My husband and I took dance lessons for a year once. We never mastered any particular style, but we did learn just enough to make us dangerous on the dance floor, no matter what the band plays.
That’s because, for any given dance, there are three or four basic steps that form the foundation. Learn a few additional turns, add a bit of flair, and you’re ready for whatever the wedding season may throw your way.
Likewise, if you’re going to start a Big Data project, there are a few foundational steps to success you should know. While there’s a lot of advice about starting or succeeding with Big Data, much of it is actually about data management in general.
That’s fine — you’ll need those skills, but since they apply to any data project, they can’t really be called the essential — or, if you prefer, the quintessential — steps specific to Big Data.

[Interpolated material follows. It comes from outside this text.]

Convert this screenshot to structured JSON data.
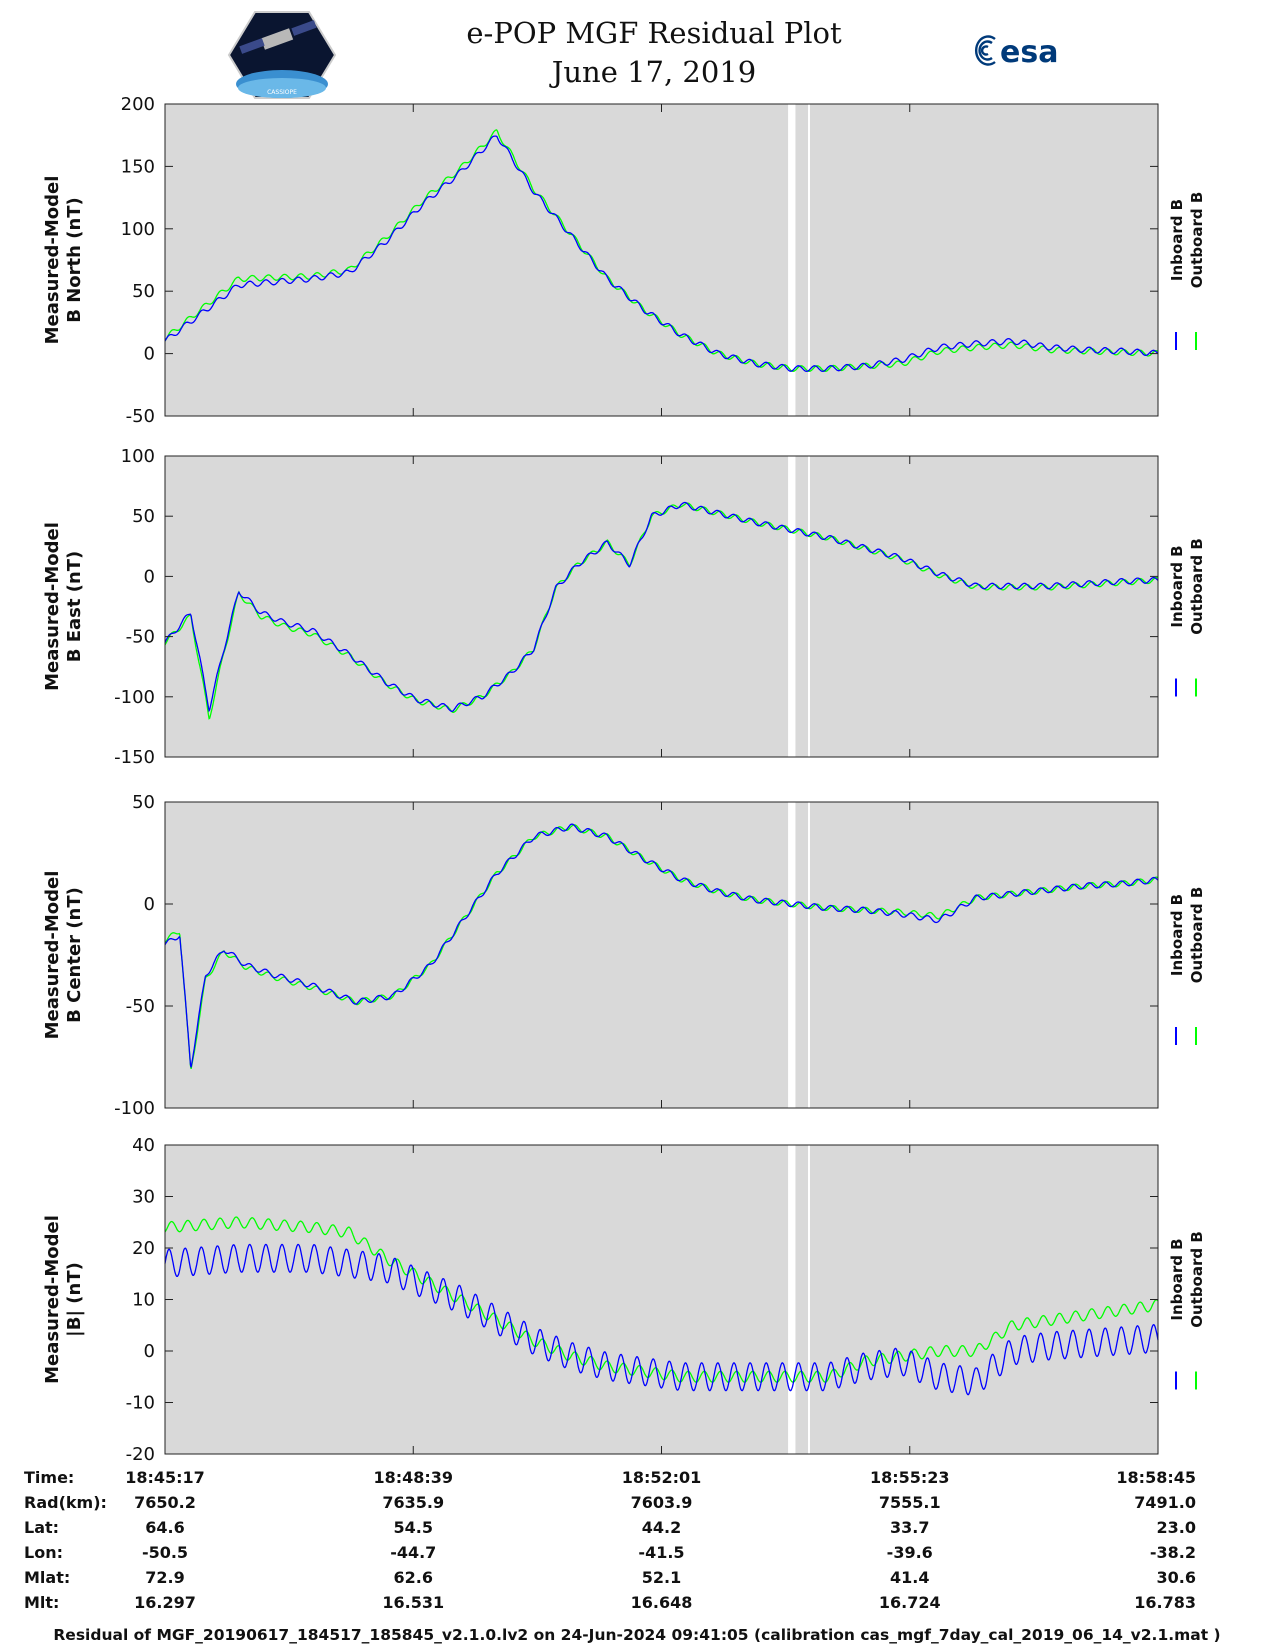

That’s why I really like this recent article, “Big data: What’s your plan?” published in the McKinsey Quarterly. It does the best job of pinpointing three essential steps to Big Data success.
“Many companies fail to complete this step in their thinking and planning—only to find that managers and operational employees do not use the new models, whose effectiveness predictably falls,” the article notes.
Information Week recently published a piece on Intel’s use of Big Data, and it actually offers a great example of these three essential steps to Big Data success. Ron Kasabian, Intel’s general manager of Big Data solutions for Intel’s data center group, said the company realized it had unleveraged enterprise data, including data on various tests that ran during the manufacturing process.
Intel brought all the historical test data into Hadoop, (step one: gather and integrate the data) and analyzed it using predictive analytics (step two: apply an advanced analytics model). As a result, the company cut back on tests and saved $3 million in manufacturing costs the first year. It’s expected to result in another $30 million savings this year.
But in addition to changes in the manufacturing process itself, it used Hadoop to create a new security platform that uses data from network intrusion devices. Hadoop is used to process it, but Intel the extracts the relevant data and loads it into a massive parallel processing database. Its security team then uses that database to monitor the network for unusual behavior (step three: tools that make the data actionable).
What about the rest of those Big Data steps, like data quality, data governance and so on? Well, I’m not saying you can ignore any of that. But you can apply these disciplines to any data dance; they’re the turns and flair that you’ve already learned, the techniques that make the data better. Just apply them to the three essential Big Data steps, and you’re ready for the dance floor.